As for cleaning up basketball as a whole, Brownell said it starts with the one-and-done rule that allows players to declare for the NBA draft after just one season in a college program.
“There's no question that there's been a lot of talk about what to do with the college basketball model. It's a difficult one,” he said. “The one easy answer is the one-and-done rule has created a lot of issues within our game. One or two players can really change the course of our program. If you get the right kind of kid and the right kind of players, so the pressure that comes with recruiting that and the pressure that comes with the salaries that people make in college athletics certainly forces guys to challenge your code of ethics. I guess that part of it will never go away.

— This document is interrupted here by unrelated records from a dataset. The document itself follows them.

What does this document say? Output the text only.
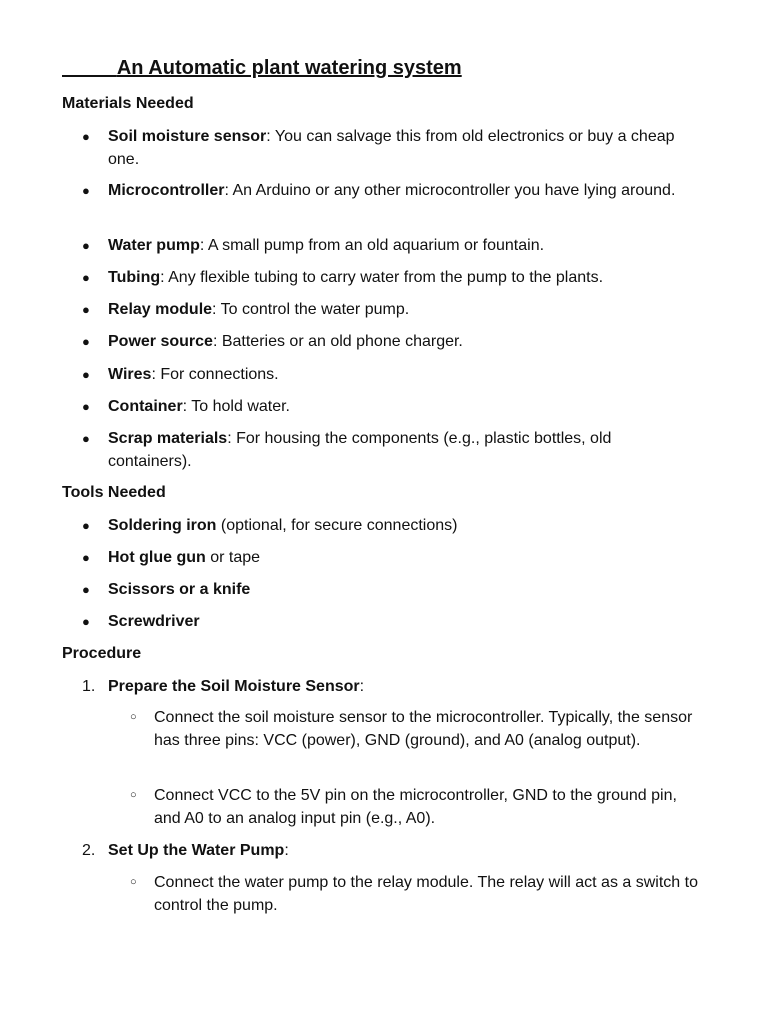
An Automatic plant watering system
Materials Needed
●	Soil moisture sensor: You can salvage this from old electronics or buy a cheap one.
●	Microcontroller: An Arduino or any other microcontroller you have lying around.
●	Water pump: A small pump from an old aquarium or fountain.
●	Tubing: Any flexible tubing to carry water from the pump to the plants.
●	Relay module: To control the water pump.
●	Power source: Batteries or an old phone charger.
●	Wires: For connections.
●	Container: To hold water.
●	Scrap materials: For housing the components (e.g., plastic bottles, old containers).
Tools Needed
●	Soldering iron (optional, for secure connections)
●	Hot glue gun or tape
●	Scissors or a knife
●	Screwdriver
Procedure
1. Prepare the Soil Moisture Sensor:
○	Connect the soil moisture sensor to the microcontroller. Typically, the sensor has three pins: VCC (power), GND (ground), and A0 (analog output).
○	Connect VCC to the 5V pin on the microcontroller, GND to the ground pin, and A0 to an analog input pin (e.g., A0).
2. Set Up the Water Pump:
○	Connect the water pump to the relay module. The relay will act as a switch to control the pump.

“I don't know what the easy way is. I do think the one-and-done rule will change. It's not going to stop those people that will cut corners. But at the same time, I do think this is going to lead to significant change in our game. How much shoe companies are still involved - there are sometimes some AAU people that get a bad rap for a lot of the positive things. Even the shoe companies are doing positive things for a lot of the kids. Providing unbelievable opportunities and helping those kids get seen and helping kids get scholarships that maybe wouldn't get those kind of opportunities. There's no easy fix and it's certainly something the NABC will look at. I think it's something that the NCAA will get involved with as well.”